This would relate to the moment arm - what pivot point to you expect?

I take it that i, j, k are in x, y, z directions, respectively.

Last edited by a moderator: May 2, 2017
3. Oct 25, 2005

### MarkL

$r = (0.225 m) i + (0.15 m) j + (.225 m) k$
through the center, G, to the point of impulse.

Yes, i, j and k are in x, y, z directions.

The pivot point is definitely at A.
But calculations are made on the principle axis through G. (is this right?)

Maybe my principle axis is incorrect since there are products of inertia.
But $H_{x}$ should be independent of this. So,

$I_{x} = 2\cdot (\frac{1}{2}M_{ring}\cdot r_c^2 + M_{ring}\cdot r_c^2 + M_{ring}\cdot (\frac{1}{2}L)^2) + \frac{1}{12}M_{rod}\cdot L^2$

$H_{x} = (-.225 m)(5.4 kg.m/s) = I_{x}*w_{x} = 0.336*w_{x}$

I have a hunch the moment of inertia, $I_{x}$, is incorrect.

No hurry. I'll keep working on it and post the solution, if I get it.

Last edited: Oct 25, 2005
4. Oct 26, 2005

### Astronuc

Staff Emeritus
Mark, I am curious, from what textbook is the problem taken?

The moment of inertia I of an object with respect to an axis other than the one through its center of mass if given by

I = ICM + M d2

where,

ICM in the moment of inertia of the object with respect to the axis passing through the center of mass,

M is the mass of the object

and d is the distance between the CM and the point of rotation on the other axis.

and the angular momentum, $\vec{L}$ = $\vec{r}\,\times\,m\vec{v}$.

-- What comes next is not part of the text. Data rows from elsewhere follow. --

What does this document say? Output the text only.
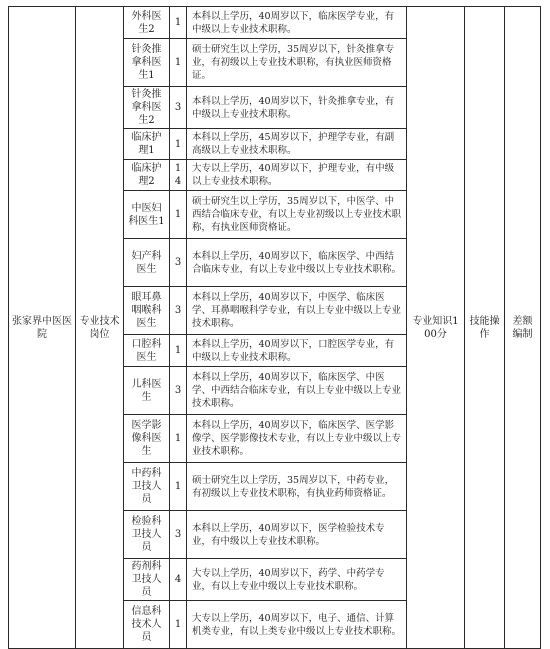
张家界中医医院	专业技术岗位	外科医生2	1	本科以上学历，40周岁以下，临床医学专业，有中级以上专业技术职称。	专业知识100分	技能操作	差额编制
		针灸推拿科医生1	1	硕士研究生以上学历，35周岁以下，针灸推拿专业，有初级以上专业技术职称，有执业医师资格证。			
		针灸推拿科医生2	3	本科以上学历，40周岁以下，针灸推拿专业，有中级以上专业技术职称。			
		临床护理1	1	本科以上学历，45周岁以下，护理学专业，有副高级以上专业技术职称。			
		临床护理2	14	大专以上学历，40周岁以下，护理专业，有中级以上专业技术职称。			
		中医妇科医生1	1	硕士研究生以上学历，35周岁以下，中医学、中西结合临床专业，有以上专业初级以上专业技术职称，有执业医师资格证。			
		妇产科医生	3	本科以上学历，40周岁以下，临床医学、中西结合临床专业，有以上专业中级以上专业技术职称。			
		眼耳鼻咽喉科医生	3	本科以上学历，40周岁以下，中医学、临床医学、耳鼻咽喉科学专业，有以上专业中级以上专业技术职称。			
		口腔科医生	1	本科以上学历，40周岁以下，口腔医学专业，有中级以上专业技术职称。			
		儿科医生	3	本科以上学历，40周岁以下，临床医学、中医学、中西结合临床专业，有以上专业中级以上专业技术职称。			
		医学影像科医生	1	本科以上学历，40周岁以下，临床医学、医学影像学、医学影像技术专业，有以上专业中级以上专业技术职称。			
		中药科卫技人员	1	硕士研究生以上学历，35周岁以下，中药专业，有初级以上专业技术职称，有执业药师资格证。			
		检验科卫技人员	3	本科以上学历，40周岁以下，医学检验技术专业，有中级以上专业技术职称。			
		药剂科卫技人员	4	大专以上学历，40周岁以下，药学、中药学专业，有以上专业中级以上专业技术职称。			
		信息科技术人员	1	大专以上学历，40周岁以下，电子、通信、计算机类专业，有以上类专业中级以上专业技术职称。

I wonder if this would help - http://scienceworld.wolfram.com/physics/AngularMomentum.html
http://scienceworld.wolfram.com/physics/MomentofInertia.html

5. Oct 26, 2005

### MarkL

Textbook: Beer and Johnston, Statics and Dynamics, Chap 18

In three dimensions, $\vec{L}$ is now $\vec{H}$
As they say in the book, the computation of the angular momentum $H_{G}$ is now considerably more involved.